Defining the Others through the suffering face, that is, the presentation of suffering, does not consider the Others hidden behind this layered veil. It is only to see Others who are close to humans. Things that are further from humans are not even able to become Others because their suffering is not perceived. The presentation of suffering even otherizes the Others. The fact that the North Korean defector woman in Bare Life is juxtaposed with a rat in a laboratory without a face or a gun aimed at a mouse, helps to visualize the pain of a faceless animal and being that cannot be detected without analogy with human suffering.

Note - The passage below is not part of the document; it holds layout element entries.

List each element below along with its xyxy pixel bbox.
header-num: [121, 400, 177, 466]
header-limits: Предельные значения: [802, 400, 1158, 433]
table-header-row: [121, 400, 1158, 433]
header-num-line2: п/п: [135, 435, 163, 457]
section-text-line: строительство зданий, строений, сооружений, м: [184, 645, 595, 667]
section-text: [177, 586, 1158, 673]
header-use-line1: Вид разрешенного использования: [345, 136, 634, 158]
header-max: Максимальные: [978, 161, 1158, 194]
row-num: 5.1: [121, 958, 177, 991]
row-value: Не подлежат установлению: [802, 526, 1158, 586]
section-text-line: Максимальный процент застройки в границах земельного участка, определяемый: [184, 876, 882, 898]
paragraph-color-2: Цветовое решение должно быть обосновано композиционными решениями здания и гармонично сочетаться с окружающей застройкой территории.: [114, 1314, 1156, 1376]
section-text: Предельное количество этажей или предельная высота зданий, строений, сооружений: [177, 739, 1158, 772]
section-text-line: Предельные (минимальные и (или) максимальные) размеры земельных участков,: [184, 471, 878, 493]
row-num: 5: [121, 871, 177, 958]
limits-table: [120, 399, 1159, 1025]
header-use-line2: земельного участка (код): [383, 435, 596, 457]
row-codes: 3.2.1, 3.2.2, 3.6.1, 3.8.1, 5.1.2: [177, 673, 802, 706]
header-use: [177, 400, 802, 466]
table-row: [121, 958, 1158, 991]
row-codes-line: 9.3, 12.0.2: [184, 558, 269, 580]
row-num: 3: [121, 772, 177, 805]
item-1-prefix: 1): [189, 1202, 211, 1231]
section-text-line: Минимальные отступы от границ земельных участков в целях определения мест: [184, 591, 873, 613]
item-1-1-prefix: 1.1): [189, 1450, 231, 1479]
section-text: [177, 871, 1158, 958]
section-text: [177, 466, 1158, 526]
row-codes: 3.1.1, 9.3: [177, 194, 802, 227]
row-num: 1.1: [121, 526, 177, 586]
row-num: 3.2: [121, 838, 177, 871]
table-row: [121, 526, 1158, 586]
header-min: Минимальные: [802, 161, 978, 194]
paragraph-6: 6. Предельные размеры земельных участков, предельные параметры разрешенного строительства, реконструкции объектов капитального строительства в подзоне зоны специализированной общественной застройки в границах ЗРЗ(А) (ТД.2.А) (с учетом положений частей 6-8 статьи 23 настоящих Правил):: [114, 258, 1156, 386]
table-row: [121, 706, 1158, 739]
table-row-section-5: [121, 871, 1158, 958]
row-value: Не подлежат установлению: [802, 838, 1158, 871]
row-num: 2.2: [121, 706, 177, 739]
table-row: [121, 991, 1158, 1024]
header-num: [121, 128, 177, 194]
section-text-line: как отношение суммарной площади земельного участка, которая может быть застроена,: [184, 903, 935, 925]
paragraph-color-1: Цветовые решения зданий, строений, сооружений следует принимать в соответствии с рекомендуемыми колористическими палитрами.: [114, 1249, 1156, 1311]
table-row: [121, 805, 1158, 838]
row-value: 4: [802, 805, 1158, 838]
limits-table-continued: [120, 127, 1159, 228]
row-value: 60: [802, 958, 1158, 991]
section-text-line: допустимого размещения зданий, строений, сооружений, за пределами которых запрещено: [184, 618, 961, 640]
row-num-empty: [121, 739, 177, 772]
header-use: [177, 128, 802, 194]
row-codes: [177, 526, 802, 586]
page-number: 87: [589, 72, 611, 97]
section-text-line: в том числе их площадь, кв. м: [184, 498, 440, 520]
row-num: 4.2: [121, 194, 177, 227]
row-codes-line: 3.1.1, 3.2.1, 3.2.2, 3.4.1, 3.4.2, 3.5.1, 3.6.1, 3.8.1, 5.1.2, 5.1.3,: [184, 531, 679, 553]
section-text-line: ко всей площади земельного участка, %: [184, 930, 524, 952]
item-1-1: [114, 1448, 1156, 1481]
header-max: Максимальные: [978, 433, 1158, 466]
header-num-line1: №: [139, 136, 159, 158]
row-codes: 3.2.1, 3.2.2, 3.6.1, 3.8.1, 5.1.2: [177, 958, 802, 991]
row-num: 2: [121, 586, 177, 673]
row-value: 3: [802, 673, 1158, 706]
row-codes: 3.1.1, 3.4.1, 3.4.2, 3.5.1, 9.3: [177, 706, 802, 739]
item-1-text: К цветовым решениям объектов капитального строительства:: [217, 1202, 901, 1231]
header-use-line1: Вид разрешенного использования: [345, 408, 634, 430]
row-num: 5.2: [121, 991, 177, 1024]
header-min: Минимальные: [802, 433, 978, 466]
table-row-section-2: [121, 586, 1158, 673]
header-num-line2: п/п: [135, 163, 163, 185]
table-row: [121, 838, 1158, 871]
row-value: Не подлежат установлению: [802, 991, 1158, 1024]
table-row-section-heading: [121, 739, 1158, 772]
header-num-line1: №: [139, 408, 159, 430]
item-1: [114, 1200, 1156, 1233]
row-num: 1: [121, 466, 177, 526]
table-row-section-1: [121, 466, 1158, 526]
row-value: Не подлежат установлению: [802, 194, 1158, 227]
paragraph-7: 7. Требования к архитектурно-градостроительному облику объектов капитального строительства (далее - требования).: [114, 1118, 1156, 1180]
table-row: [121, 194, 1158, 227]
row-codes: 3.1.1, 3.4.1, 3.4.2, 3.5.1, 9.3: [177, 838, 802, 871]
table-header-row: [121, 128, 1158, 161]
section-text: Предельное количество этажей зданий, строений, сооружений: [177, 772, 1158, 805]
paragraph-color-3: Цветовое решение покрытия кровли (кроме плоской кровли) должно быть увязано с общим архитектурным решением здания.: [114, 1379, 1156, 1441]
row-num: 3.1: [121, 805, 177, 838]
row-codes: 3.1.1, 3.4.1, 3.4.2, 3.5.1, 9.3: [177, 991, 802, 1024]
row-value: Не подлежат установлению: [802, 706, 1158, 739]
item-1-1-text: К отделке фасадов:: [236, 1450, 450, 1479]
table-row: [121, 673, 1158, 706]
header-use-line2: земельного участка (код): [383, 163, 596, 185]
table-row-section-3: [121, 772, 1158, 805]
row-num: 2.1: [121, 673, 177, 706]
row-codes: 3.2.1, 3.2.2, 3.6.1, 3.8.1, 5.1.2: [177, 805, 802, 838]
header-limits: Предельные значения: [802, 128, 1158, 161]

The title Bare Life, reminiscent of Giorgio Agamben’s book Homo Sacer: Sovereign Power and Bare Life, is intended to demonstrate that the plight of ‘the one who may be murdered with impunity (Homo Sacer)’ is not limited to just humans. Agamben does not widen his consideration to excess animal deaths whilst denouncing the treatment of humans who are in the same position. By presupposing a fundamental severance between human and animal life, the criticism of modern biopolitics, which lowered bios (human life) to zoe (animal life/survival) may divide the heaven of biosand the hell of zoe. It is for this reason that Hana Yoo’s Bare Life should not be regarded as an analogy of Agamben’s political philosophy, but rather as a criticism of it.